Такое местное «представительство» Главлита есть и в Москве. Представьте себе, что ваш институт должен напечатать экзаменационные программы или ваш театр выпускает новую афишу. Перед тем, как отнести заказ в типографию, вы аккуратно печатаете текст на машинке в двух экземплярах, готовите (в красках!) весь изобразительный материал и несете это в московское отделение Главлита – оно с давних времен зовется труднопроизносимым и туманным словом «Мособлгорлит». Получив штамп «разрешается в печать», можете нести один экземпляр в типографию – второй, абсолютно такой же, остается в архиве Главлита для последующего контроля. А когда типография даст сигнальный экземпляр издания, вы едете с этим экземпляром в тот же Мособлгорлит, там проверяют, соответствует ли напечатанное тому, что было разрешено к печати, и ставят еще один штамп: «Разрешается к выпуску в свет». После этого типография имеет право выдать вам тираж, оставив у себя сигнальный экземпляр с заветным штампом.

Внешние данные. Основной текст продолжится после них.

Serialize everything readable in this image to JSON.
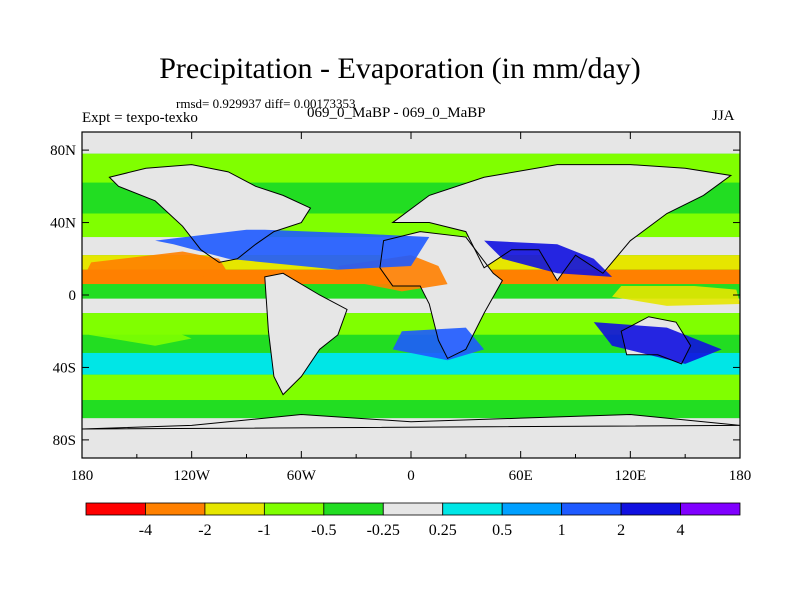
{
  "title": "Precipitation - Evaporation (in mm/day)",
  "stats": "rmsd= 0.929937 diff= 0.00173353",
  "expt_label": "Expt = texpo-texko",
  "case_label": "069_0_MaBP - 069_0_MaBP",
  "season": "JJA",
  "colors": {
    "frame": "#000000",
    "background": "#ffffff"
  },
  "chart_data": {
    "type": "heatmap",
    "title": "Precipitation - Evaporation (in mm/day)",
    "xlabel": "",
    "ylabel": "",
    "xlim": [
      -180,
      180
    ],
    "ylim": [
      -90,
      90
    ],
    "x_ticks": [
      {
        "value": -180,
        "label": "180"
      },
      {
        "value": -120,
        "label": "120W"
      },
      {
        "value": -60,
        "label": "60W"
      },
      {
        "value": 0,
        "label": "0"
      },
      {
        "value": 60,
        "label": "60E"
      },
      {
        "value": 120,
        "label": "120E"
      },
      {
        "value": 180,
        "label": "180"
      }
    ],
    "y_ticks": [
      {
        "value": 80,
        "label": "80N"
      },
      {
        "value": 40,
        "label": "40N"
      },
      {
        "value": 0,
        "label": "0"
      },
      {
        "value": -40,
        "label": "40S"
      },
      {
        "value": -80,
        "label": "80S"
      }
    ],
    "colorbar": {
      "bounds": [
        -4,
        -2,
        -1,
        -0.5,
        -0.25,
        0.25,
        0.5,
        1,
        2,
        4
      ],
      "labels": [
        "-4",
        "-2",
        "-1",
        "-0.5",
        "-0.25",
        "0.25",
        "0.5",
        "1",
        "2",
        "4"
      ],
      "colors": [
        "#ff0000",
        "#ff8000",
        "#e6e600",
        "#80ff00",
        "#22dd22",
        "#e6e6e6",
        "#00e6e6",
        "#00a0ff",
        "#1e5aff",
        "#1010e0",
        "#8000ff"
      ]
    },
    "regions": [
      {
        "name": "tropical-north-pacific-negative",
        "cat": 1,
        "lon": [
          -175,
          -125,
          -105,
          -100,
          -130,
          -165,
          -178
        ],
        "lat": [
          18,
          24,
          20,
          12,
          8,
          10,
          12
        ]
      },
      {
        "name": "atlantic-sahara-negative",
        "cat": 1,
        "lon": [
          -40,
          0,
          15,
          20,
          -5,
          -35
        ],
        "lat": [
          16,
          22,
          16,
          6,
          2,
          8
        ]
      },
      {
        "name": "indian-ocean-negative",
        "cat": 2,
        "lon": [
          115,
          155,
          178,
          180,
          140,
          110
        ],
        "lat": [
          5,
          5,
          3,
          -5,
          -6,
          -1
        ]
      },
      {
        "name": "south-pacific-negative",
        "cat": 3,
        "lon": [
          -178,
          -140,
          -120,
          -140,
          -176
        ],
        "lat": [
          -14,
          -16,
          -24,
          -28,
          -22
        ]
      },
      {
        "name": "west-pacific-positive",
        "cat": 8,
        "lon": [
          -140,
          -90,
          -80,
          -30,
          10,
          0,
          -40,
          -100,
          -130
        ],
        "lat": [
          30,
          36,
          36,
          34,
          32,
          16,
          14,
          20,
          28
        ]
      },
      {
        "name": "monsoon-positive",
        "cat": 9,
        "lon": [
          40,
          80,
          100,
          110,
          80,
          50
        ],
        "lat": [
          30,
          28,
          20,
          10,
          12,
          20
        ]
      },
      {
        "name": "south-atlantic-positive",
        "cat": 8,
        "lon": [
          -5,
          30,
          40,
          20,
          -10
        ],
        "lat": [
          -20,
          -18,
          -30,
          -36,
          -30
        ]
      },
      {
        "name": "indo-pacific-positive",
        "cat": 9,
        "lon": [
          100,
          140,
          170,
          150,
          110
        ],
        "lat": [
          -15,
          -18,
          -30,
          -38,
          -28
        ]
      }
    ],
    "coastlines": [
      {
        "name": "north-america",
        "lon": [
          -165,
          -145,
          -120,
          -100,
          -85,
          -70,
          -55,
          -60,
          -75,
          -85,
          -95,
          -105,
          -115,
          -125,
          -140,
          -160
        ],
        "lat": [
          65,
          70,
          72,
          68,
          60,
          55,
          48,
          40,
          35,
          28,
          20,
          18,
          25,
          38,
          52,
          60
        ]
      },
      {
        "name": "south-america",
        "lon": [
          -80,
          -70,
          -50,
          -35,
          -40,
          -50,
          -60,
          -70,
          -75,
          -78
        ],
        "lat": [
          10,
          12,
          0,
          -8,
          -22,
          -30,
          -45,
          -55,
          -45,
          -20
        ]
      },
      {
        "name": "africa",
        "lon": [
          -15,
          5,
          30,
          45,
          50,
          40,
          30,
          20,
          15,
          10,
          5,
          -10,
          -17
        ],
        "lat": [
          30,
          35,
          32,
          12,
          8,
          -10,
          -30,
          -35,
          -25,
          -5,
          5,
          5,
          15
        ]
      },
      {
        "name": "eurasia",
        "lon": [
          -10,
          10,
          40,
          80,
          120,
          150,
          175,
          160,
          140,
          120,
          105,
          90,
          80,
          70,
          55,
          40,
          30,
          10
        ],
        "lat": [
          40,
          55,
          65,
          72,
          72,
          70,
          66,
          55,
          45,
          30,
          12,
          22,
          8,
          25,
          25,
          15,
          35,
          40
        ]
      },
      {
        "name": "australia",
        "lon": [
          115,
          130,
          145,
          153,
          148,
          135,
          118
        ],
        "lat": [
          -20,
          -12,
          -15,
          -28,
          -38,
          -33,
          -33
        ]
      },
      {
        "name": "antarctica",
        "lon": [
          -180,
          -120,
          -60,
          0,
          60,
          120,
          180
        ],
        "lat": [
          -74,
          -72,
          -66,
          -70,
          -68,
          -66,
          -72
        ]
      }
    ]
  }
}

Как говорится, «простенько, но мило».
Однако советским журналистам было бы поистине легко жить, если бы структура органов цензуры исчерпывалась тем, что я описал. Если вы выпускаете не пригласительный билет и не театральную афишу, а газету или журнал, то цензура, которую вам придется проходить, будет многоступенчатой, словно космическая ракета.
Аналогия с многоступенчатой ракетой пришла мне в голову не случайно. Дело в том, что журнал «Знание – сила», где я работал последние шесть лет, много писал о космических полетах (как сотни других газет и журналов, впрочем). И каждый раз, когда нужно было напечатать хоть пятистрочную заметку на космические темы, включалась «вторая ступень» цензуры – особая цензурная комиссия по космическим делам.

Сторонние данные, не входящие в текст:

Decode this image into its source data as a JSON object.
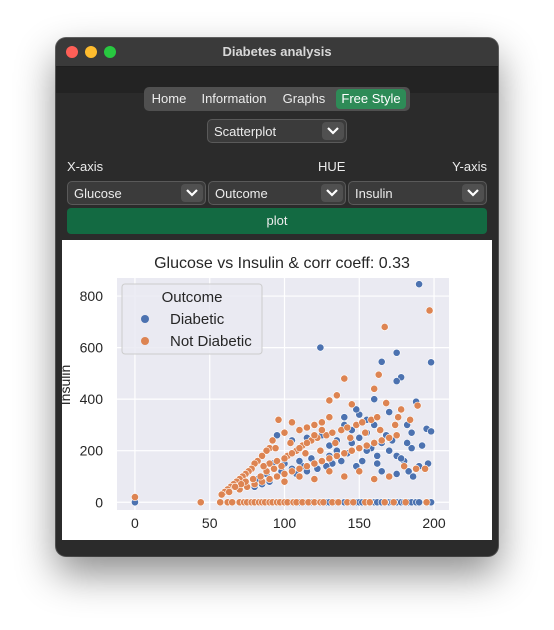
{
  "window": {
    "title": "Diabetes analysis"
  },
  "tabs": [
    {
      "label": "Home",
      "active": false
    },
    {
      "label": "Information",
      "active": false
    },
    {
      "label": "Graphs",
      "active": false
    },
    {
      "label": "Free Style",
      "active": true
    }
  ],
  "plot_type": {
    "value": "Scatterplot"
  },
  "controls": {
    "x_label": "X-axis",
    "hue_label": "HUE",
    "y_label": "Y-axis",
    "x_value": "Glucose",
    "hue_value": "Outcome",
    "y_value": "Insulin",
    "plot_button": "plot"
  },
  "chart_data": {
    "type": "scatter",
    "title": "Glucose vs Insulin & corr coeff: 0.33",
    "xlabel": "",
    "ylabel": "Insulin",
    "xlim": [
      -12,
      210
    ],
    "ylim": [
      -30,
      870
    ],
    "xticks": [
      "0",
      "50",
      "100",
      "150",
      "200"
    ],
    "xtick_values": [
      0,
      50,
      100,
      150,
      200
    ],
    "yticks": [
      "0",
      "200",
      "400",
      "600",
      "800"
    ],
    "ytick_values": [
      0,
      200,
      400,
      600,
      800
    ],
    "legend": {
      "title": "Outcome",
      "placement": "top-left",
      "entries": [
        "Diabetic",
        "Not Diabetic"
      ]
    },
    "grid": true,
    "colors": {
      "Diabetic": "#4c72b0",
      "Not Diabetic": "#dd8452",
      "plot_bg": "#eaeaf2"
    },
    "series": [
      {
        "name": "Diabetic",
        "points": [
          [
            0,
            0
          ],
          [
            100,
            0
          ],
          [
            105,
            0
          ],
          [
            110,
            0
          ],
          [
            115,
            0
          ],
          [
            118,
            0
          ],
          [
            120,
            0
          ],
          [
            125,
            0
          ],
          [
            128,
            0
          ],
          [
            130,
            0
          ],
          [
            135,
            0
          ],
          [
            140,
            0
          ],
          [
            145,
            0
          ],
          [
            148,
            0
          ],
          [
            150,
            0
          ],
          [
            152,
            0
          ],
          [
            155,
            0
          ],
          [
            158,
            0
          ],
          [
            160,
            0
          ],
          [
            162,
            0
          ],
          [
            165,
            0
          ],
          [
            168,
            0
          ],
          [
            170,
            0
          ],
          [
            172,
            0
          ],
          [
            175,
            0
          ],
          [
            178,
            0
          ],
          [
            180,
            0
          ],
          [
            183,
            0
          ],
          [
            185,
            0
          ],
          [
            188,
            0
          ],
          [
            190,
            0
          ],
          [
            195,
            0
          ],
          [
            198,
            0
          ],
          [
            190,
            846
          ],
          [
            124,
            600
          ],
          [
            175,
            580
          ],
          [
            165,
            545
          ],
          [
            198,
            543
          ],
          [
            178,
            485
          ],
          [
            175,
            470
          ],
          [
            188,
            390
          ],
          [
            170,
            350
          ],
          [
            195,
            285
          ],
          [
            198,
            275
          ],
          [
            185,
            270
          ],
          [
            182,
            300
          ],
          [
            180,
            160
          ],
          [
            190,
            140
          ],
          [
            196,
            150
          ],
          [
            160,
            300
          ],
          [
            155,
            320
          ],
          [
            150,
            250
          ],
          [
            145,
            280
          ],
          [
            158,
            210
          ],
          [
            165,
            230
          ],
          [
            170,
            200
          ],
          [
            175,
            180
          ],
          [
            178,
            170
          ],
          [
            185,
            210
          ],
          [
            162,
            180
          ],
          [
            152,
            160
          ],
          [
            148,
            140
          ],
          [
            142,
            190
          ],
          [
            138,
            160
          ],
          [
            135,
            200
          ],
          [
            132,
            150
          ],
          [
            130,
            180
          ],
          [
            128,
            140
          ],
          [
            125,
            160
          ],
          [
            122,
            130
          ],
          [
            120,
            150
          ],
          [
            118,
            170
          ],
          [
            115,
            120
          ],
          [
            112,
            140
          ],
          [
            110,
            160
          ],
          [
            108,
            110
          ],
          [
            105,
            130
          ],
          [
            100,
            150
          ],
          [
            98,
            120
          ],
          [
            95,
            100
          ],
          [
            92,
            150
          ],
          [
            90,
            80
          ],
          [
            88,
            110
          ],
          [
            85,
            70
          ],
          [
            82,
            90
          ],
          [
            80,
            60
          ],
          [
            125,
            260
          ],
          [
            130,
            220
          ],
          [
            135,
            240
          ],
          [
            140,
            300
          ],
          [
            145,
            230
          ],
          [
            150,
            340
          ],
          [
            155,
            270
          ],
          [
            160,
            400
          ],
          [
            168,
            260
          ],
          [
            172,
            240
          ],
          [
            182,
            230
          ],
          [
            192,
            220
          ],
          [
            95,
            260
          ],
          [
            105,
            240
          ],
          [
            115,
            250
          ],
          [
            140,
            330
          ],
          [
            148,
            360
          ],
          [
            155,
            200
          ],
          [
            162,
            150
          ],
          [
            165,
            120
          ],
          [
            175,
            110
          ],
          [
            183,
            120
          ],
          [
            186,
            100
          ]
        ]
      },
      {
        "name": "Not Diabetic",
        "points": [
          [
            0,
            20
          ],
          [
            44,
            0
          ],
          [
            57,
            0
          ],
          [
            62,
            0
          ],
          [
            65,
            0
          ],
          [
            70,
            0
          ],
          [
            73,
            0
          ],
          [
            75,
            0
          ],
          [
            78,
            0
          ],
          [
            80,
            0
          ],
          [
            83,
            0
          ],
          [
            85,
            0
          ],
          [
            87,
            0
          ],
          [
            90,
            0
          ],
          [
            92,
            0
          ],
          [
            95,
            0
          ],
          [
            97,
            0
          ],
          [
            100,
            0
          ],
          [
            102,
            0
          ],
          [
            106,
            0
          ],
          [
            108,
            0
          ],
          [
            112,
            0
          ],
          [
            116,
            0
          ],
          [
            120,
            0
          ],
          [
            124,
            0
          ],
          [
            126,
            0
          ],
          [
            132,
            0
          ],
          [
            136,
            0
          ],
          [
            142,
            0
          ],
          [
            146,
            0
          ],
          [
            154,
            0
          ],
          [
            157,
            0
          ],
          [
            167,
            0
          ],
          [
            173,
            0
          ],
          [
            181,
            0
          ],
          [
            195,
            0
          ],
          [
            197,
            744
          ],
          [
            167,
            680
          ],
          [
            163,
            495
          ],
          [
            160,
            440
          ],
          [
            135,
            415
          ],
          [
            140,
            480
          ],
          [
            130,
            395
          ],
          [
            145,
            380
          ],
          [
            168,
            385
          ],
          [
            178,
            360
          ],
          [
            189,
            375
          ],
          [
            130,
            330
          ],
          [
            125,
            310
          ],
          [
            120,
            300
          ],
          [
            115,
            290
          ],
          [
            110,
            280
          ],
          [
            105,
            310
          ],
          [
            100,
            270
          ],
          [
            96,
            320
          ],
          [
            92,
            240
          ],
          [
            90,
            210
          ],
          [
            88,
            200
          ],
          [
            85,
            180
          ],
          [
            82,
            160
          ],
          [
            80,
            150
          ],
          [
            78,
            130
          ],
          [
            76,
            120
          ],
          [
            74,
            110
          ],
          [
            72,
            100
          ],
          [
            70,
            90
          ],
          [
            68,
            80
          ],
          [
            66,
            70
          ],
          [
            64,
            60
          ],
          [
            62,
            50
          ],
          [
            60,
            40
          ],
          [
            58,
            30
          ],
          [
            70,
            50
          ],
          [
            75,
            60
          ],
          [
            80,
            70
          ],
          [
            85,
            80
          ],
          [
            90,
            90
          ],
          [
            95,
            100
          ],
          [
            100,
            110
          ],
          [
            105,
            120
          ],
          [
            110,
            130
          ],
          [
            115,
            140
          ],
          [
            120,
            150
          ],
          [
            125,
            160
          ],
          [
            130,
            170
          ],
          [
            135,
            180
          ],
          [
            140,
            190
          ],
          [
            145,
            200
          ],
          [
            150,
            210
          ],
          [
            155,
            220
          ],
          [
            160,
            230
          ],
          [
            165,
            240
          ],
          [
            170,
            250
          ],
          [
            175,
            260
          ],
          [
            102,
            180
          ],
          [
            108,
            200
          ],
          [
            112,
            220
          ],
          [
            118,
            240
          ],
          [
            122,
            250
          ],
          [
            128,
            260
          ],
          [
            132,
            270
          ],
          [
            138,
            280
          ],
          [
            142,
            290
          ],
          [
            148,
            300
          ],
          [
            152,
            310
          ],
          [
            158,
            320
          ],
          [
            162,
            330
          ],
          [
            90,
            150
          ],
          [
            95,
            160
          ],
          [
            100,
            170
          ],
          [
            105,
            190
          ],
          [
            110,
            210
          ],
          [
            115,
            230
          ],
          [
            120,
            260
          ],
          [
            125,
            280
          ],
          [
            98,
            140
          ],
          [
            93,
            130
          ],
          [
            88,
            120
          ],
          [
            84,
            100
          ],
          [
            79,
            90
          ],
          [
            74,
            80
          ],
          [
            71,
            70
          ],
          [
            67,
            60
          ],
          [
            63,
            40
          ],
          [
            86,
            140
          ],
          [
            94,
            210
          ],
          [
            104,
            230
          ],
          [
            114,
            190
          ],
          [
            124,
            200
          ],
          [
            134,
            230
          ],
          [
            144,
            250
          ],
          [
            154,
            270
          ],
          [
            164,
            280
          ],
          [
            174,
            300
          ],
          [
            184,
            320
          ],
          [
            194,
            130
          ],
          [
            170,
            100
          ],
          [
            160,
            90
          ],
          [
            150,
            120
          ],
          [
            140,
            100
          ],
          [
            130,
            120
          ],
          [
            120,
            90
          ],
          [
            110,
            100
          ],
          [
            100,
            80
          ],
          [
            180,
            140
          ],
          [
            188,
            130
          ],
          [
            176,
            330
          ]
        ]
      }
    ]
  }
}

Это учреждение родилось вместе с началом «космической эры», в 1957 году. Раньше оно не имело определенного названия, состояло всего из двух человек и помещалось почему-то в Советском комитете по проведению Международного геофизического года, на Молодежной улице. Посетители узнавали комнату по вывеске «посторонним вход воспрещен» – традиционная дощечка на цензорских дверях. Потом учреждение разрослось и переехало на улицу Вавилова, в здание одного из крупных институтов Академии наук. Появилось и солидное название – «Комиссия по исследованию и использованию космического пространства при Президиуме Академии наук СССР». В действительности комиссия эта «исследует» только рукописи статей на космические темы и разрешает либо не разрешает их печатать.
Чтобы получить разрешение в этой комиссии, нужна довольно сложная процедура. К двум экземплярам полного текста с иллюстрациями прикладывается письмо с указанием, кто автор статьи (если он под псевдонимом, то даете настоящую фамилию), где работает и какие источники использовал при написании материала. Если все благополучно, то вам через два-три дня – иногда и через неделю – вернут один экземпляр с разрешительной резолюцией. После этого вы обязаны предъявить статью цензору Главлита и получить обычный штамп.
С самого основания космической цензуры ее возглавляет кандидат технических наук Михаил Крошкин. Журналисты шутливо прозвали этого рослого симпатичного человека «зав. Луной». Много лет подряд мы с Крошкиным были в самых дружеских отношениях, помогали друг другу запасными частями к автомобилям (у него и у меня были машины одной марки – «Москвич»), иногда приятно проводили время в Доме журналиста, который Крошкин очень любил посещать. Но за все годы приятельских отношений я так и не узнал, откуда попал Михаил на эту работу и кому же он на самом деле подчиняется. Версия о подчинении Академии наук никем всерьез не принимается, ибо после каждого полета советских космонавтов Крошкин сидит вместе с ними и Президентом Академии наук на пресс-конференции и подсказывает ответы на вопросы не только космонавтам, но и Президенту. В это время он явно осуществляет «контроль сверху». Откуда именно – остается только гадать, а задавать вопросы лучше не надо.
В мае 1966 года Михаил Крошкин запретил нашему журналу печатать репортаж о подготовке советской лунной станции к полету. По моему мнению, репортаж был совершенно невинный, не содержал никаких секретов и ни малейших сравнений с американскими программами (это строжайше запрещено в СССР с тех пор, как отставание в «лунной гонке» стало очевидным). Я разозлился и попытался выяснить, есть ли возможность получить разрешение на публикацию репортажа в более высоких космических инстанциях. Для этого я обратился к моему знакомому на Китайском проезде – цензору очень высокого ранга. После некоторых колебаний тот ответил, что теоретически такая возможность есть: надо обратиться по внутренней кремлевской телефонной сети к одному из руководителей космических программ – весьма секретному ученому, некоему Мажорину. Было сказано, что подпись Мажорина – закон для цензуры, и виза Крошкина тогда не нужна.